Norges Bank to hike in May and keep the door open for more
The desk anticipates a 25 basis point rate hike from Norges Bank on May 7, driven by persistent inflationary pressures and recent developments in the oil market. Per the full note from ing-think, this hike is viewed as necessary to address broad-based inflation concerns, and a delay would merely push the decision to June. The desk expects this move to trigger another rally in the Norwegian krone (NOK), although the longevity of this rally will be contingent on global risk sentiment remaining robust. With no high-impact events on the calendar in the next month, the focus will remain squarely on Norges Bank's actions and statements.
What the desk is arguing
Norges Bank is likely to raise its key interest rate by 25 basis points in May, driven by high inflation rates that have been worsened by the fluctuations in the oil market. The decision to hike aligns with a broader trend of central banks reacting decisively to inflationary pressures.
Moreover, if Norges Bank opts to hold rates in May, the deployment of a rate hike would likely just shift to June, continuing the narrative of urgency around inflation. The NOK is expected to strengthen again following this anticipated hike; however, its long-term strength will depend on the persistence of global risk sentiment and oil price stability.
Where it sits in our coverage
Our current consensus target for the NOK stands at 1.075, reflecting a cautious but optimistic outlook on the currency's performance amid rising interest rates. This stance is aligned with the implied direction of Norges Bank’s policy adjustments—supportive of a stronger NOK if rate hikes proceed as anticipated.

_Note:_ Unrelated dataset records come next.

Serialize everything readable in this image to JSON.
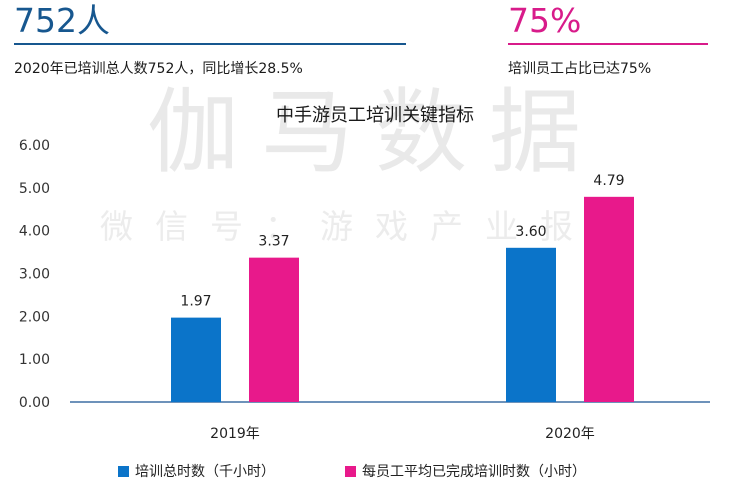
{
  "stats": [
    {
      "value": "752人",
      "description": "2020年已培训总人数752人，同比增长28.5%",
      "color": "#17578f"
    },
    {
      "value": "75%",
      "description": "培训员工占比已达75%",
      "color": "#d81b8a"
    }
  ],
  "watermark": {
    "title": "伽马数据",
    "subtitle": "微信号：游戏产业报告"
  },
  "chart_data": {
    "type": "bar",
    "title": "中手游员工培训关键指标",
    "categories": [
      "2019年",
      "2020年"
    ],
    "series": [
      {
        "name": "培训总时数（千小时）",
        "values": [
          1.97,
          3.6
        ],
        "labels": [
          "1.97",
          "3.60"
        ],
        "color": "#0b74c9"
      },
      {
        "name": "每员工平均已完成培训时数（小时）",
        "values": [
          3.37,
          4.79
        ],
        "labels": [
          "3.37",
          "4.79"
        ],
        "color": "#e8198b"
      }
    ],
    "yticks": [
      "0.00",
      "1.00",
      "2.00",
      "3.00",
      "4.00",
      "5.00",
      "6.00"
    ],
    "ylim": [
      0,
      6
    ],
    "xlabel": "",
    "ylabel": "",
    "grid": false,
    "legend": "bottom"
  }
}
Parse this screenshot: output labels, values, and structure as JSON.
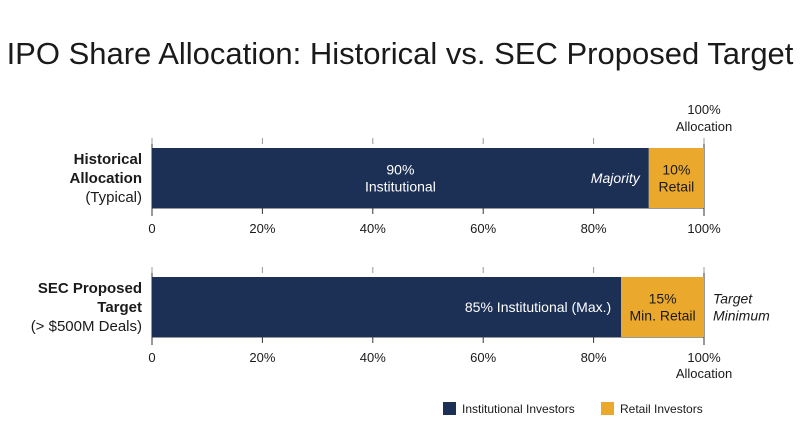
{
  "chart_data": {
    "type": "bar",
    "orientation": "horizontal",
    "stacked": true,
    "title": "IPO Share Allocation: Historical vs. SEC Proposed Target",
    "xlim": [
      0,
      100
    ],
    "x_ticks": [
      "0",
      "20%",
      "40%",
      "60%",
      "80%",
      "100%"
    ],
    "grid": false,
    "legend_position": "bottom-right",
    "colors": {
      "institutional": "#1c2f55",
      "retail": "#eaa92c"
    },
    "series": [
      {
        "name": "Institutional Investors",
        "values": [
          90,
          85
        ]
      },
      {
        "name": "Retail Investors",
        "values": [
          10,
          15
        ]
      }
    ],
    "rows": [
      {
        "label_bold_lines": [
          "Historical",
          "Allocation"
        ],
        "label_sub": "(Typical)",
        "institutional": 90,
        "retail": 10,
        "institutional_label_lines": [
          "90%",
          "Institutional"
        ],
        "retail_label_lines": [
          "10%",
          "Retail"
        ],
        "note_inside_lines": [
          "Majority"
        ],
        "note_right_lines": [],
        "top_annotation_lines": [
          "100%",
          "Allocation"
        ],
        "bottom_annotation_lines": []
      },
      {
        "label_bold_lines": [
          "SEC Proposed",
          "Target"
        ],
        "label_sub": "(> $500M Deals)",
        "institutional": 85,
        "retail": 15,
        "institutional_label_lines": [
          "85% Institutional (Max.)"
        ],
        "retail_label_lines": [
          "15%",
          "Min. Retail"
        ],
        "note_inside_lines": [],
        "note_right_lines": [
          "Target",
          "Minimum"
        ],
        "top_annotation_lines": [],
        "bottom_annotation_lines": [
          "Allocation"
        ]
      }
    ]
  }
}
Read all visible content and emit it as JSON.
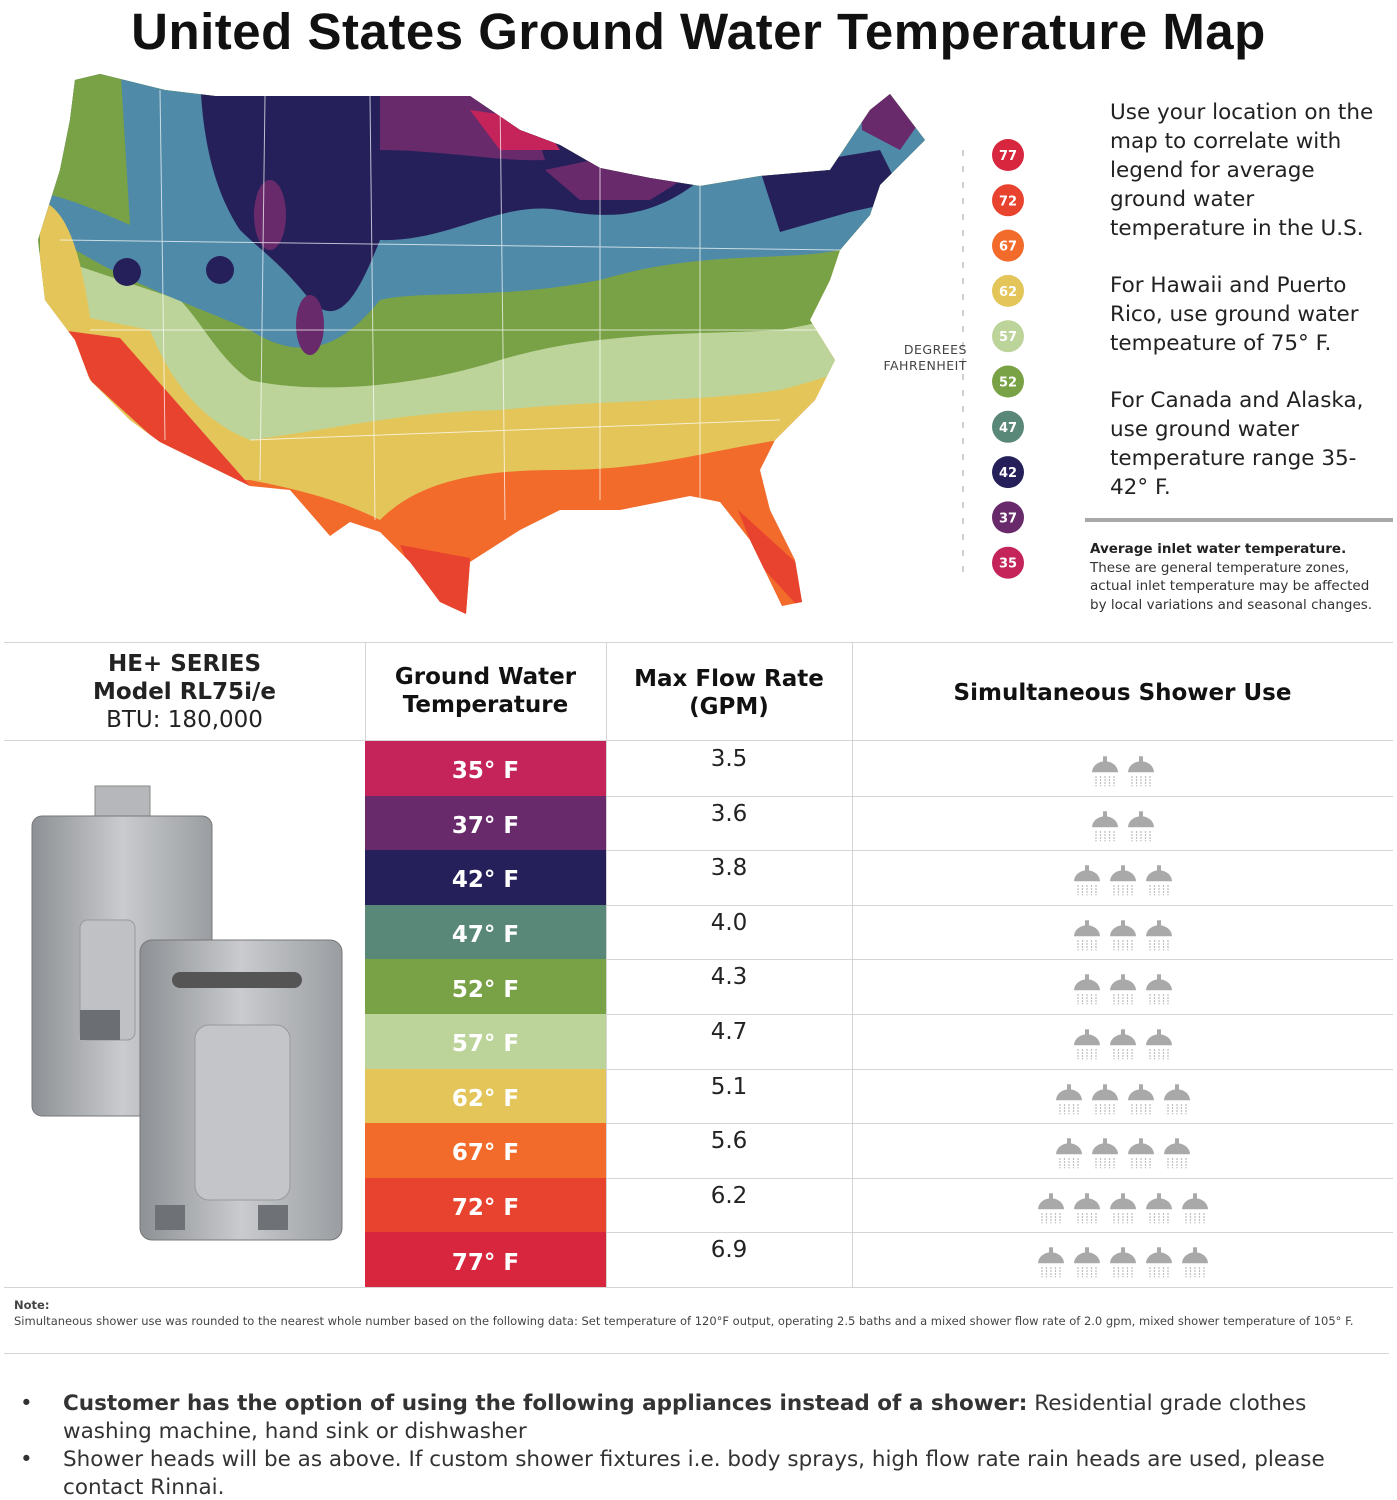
{
  "title": "United States Ground Water Temperature Map",
  "map": {
    "legend_title": [
      "DEGREES",
      "FAHRENHEIT"
    ],
    "legend": [
      {
        "label": "77",
        "color": "#d7263d"
      },
      {
        "label": "72",
        "color": "#e8432f"
      },
      {
        "label": "67",
        "color": "#f26b2a"
      },
      {
        "label": "62",
        "color": "#e3c55a"
      },
      {
        "label": "57",
        "color": "#bcd49a"
      },
      {
        "label": "52",
        "color": "#79a246"
      },
      {
        "label": "47",
        "color": "#5a8878"
      },
      {
        "label": "42",
        "color": "#26205a"
      },
      {
        "label": "37",
        "color": "#692a6c"
      },
      {
        "label": "35",
        "color": "#c4245a"
      }
    ]
  },
  "info": {
    "paragraphs": [
      "Use your location on the map to correlate with legend for average ground water temperature in the U.S.",
      "For Hawaii and Puerto Rico, use ground water tempeature of 75° F.",
      "For Canada and Alaska, use ground water temperature range 35-42° F."
    ],
    "caption_bold": "Average inlet water temperature.",
    "caption": "These are general temperature zones, actual inlet temperature may be affected by local variations and seasonal changes."
  },
  "table": {
    "model": [
      "HE+ SERIES",
      "Model RL75i/e",
      "BTU: 180,000"
    ],
    "headers": [
      "Ground Water Temperature",
      "Max Flow Rate (GPM)",
      "Simultaneous Shower Use"
    ],
    "rows": [
      {
        "temp": "35° F",
        "color": "#c4245a",
        "flow": "3.5",
        "showers": 2
      },
      {
        "temp": "37° F",
        "color": "#692a6c",
        "flow": "3.6",
        "showers": 2
      },
      {
        "temp": "42° F",
        "color": "#26205a",
        "flow": "3.8",
        "showers": 3
      },
      {
        "temp": "47° F",
        "color": "#5a8878",
        "flow": "4.0",
        "showers": 3
      },
      {
        "temp": "52° F",
        "color": "#79a246",
        "flow": "4.3",
        "showers": 3
      },
      {
        "temp": "57° F",
        "color": "#bcd49a",
        "flow": "4.7",
        "showers": 3
      },
      {
        "temp": "62° F",
        "color": "#e3c55a",
        "flow": "5.1",
        "showers": 4
      },
      {
        "temp": "67° F",
        "color": "#f26b2a",
        "flow": "5.6",
        "showers": 4
      },
      {
        "temp": "72° F",
        "color": "#e8432f",
        "flow": "6.2",
        "showers": 5
      },
      {
        "temp": "77° F",
        "color": "#d7263d",
        "flow": "6.9",
        "showers": 5
      }
    ]
  },
  "note": {
    "label": "Note:",
    "text": "Simultaneous shower use was rounded to the nearest whole number based on the following data: Set temperature of 120°F output, operating 2.5 baths and a mixed shower flow rate of 2.0 gpm, mixed shower temperature of 105° F."
  },
  "bullets": [
    {
      "bold": "Customer has the option of using the following appliances instead of a shower:",
      "text": "Residential grade clothes washing machine, hand sink or dishwasher"
    },
    {
      "text": "Shower heads will be as above. If custom shower fixtures  i.e. body sprays, high flow rate rain heads are used, please contact Rinnai."
    }
  ]
}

Competitive views on the NOK include: - JPMorgan: Target set at 1.10 for Dec-26 - Barclays: Target at 1.08 for Dec-26 - Goldman Sachs: Anticipated target of 1.06 for Dec-26
How other firms see it
Some firms exhibit a contrary stance regarding Norway’s monetary policy direction. For instance, Bank of America does not anticipate a rate hike until later dates, pointing to underlying economic risks that may temper the central bank's actions.
Other more bullish firms align with our view, including: - JPMorgan - Barclays - Goldman Sachs
How firms align with this view
Aligned with the desk view
Contrary positioning
Key takeaways
- 01Norges Bank is expected to raise rates by 25bps in May, contrary to the consensus view.
- 02Inflation concerns and oil market fluctuations are key drivers behind this anticipated hike.
- 03NOK may see a short-term rally depending on global risk sentiment.
Market implications
A decisive interest rate increase from Norges Bank could lead to a stronger NOK against major currencies. If inflation continues to exert pressure, further hikes could be greenlit, enhancing the currency's appeal to investors seeking yield amidst global uncertainty.
Risks to this view
Potential risks include a failure to hike in May, which could create a downturn in NOK sentiment. Additionally, prolonged volatility in the oil market or deteriorating global economic conditions could undermine the effectiveness of rate hikes.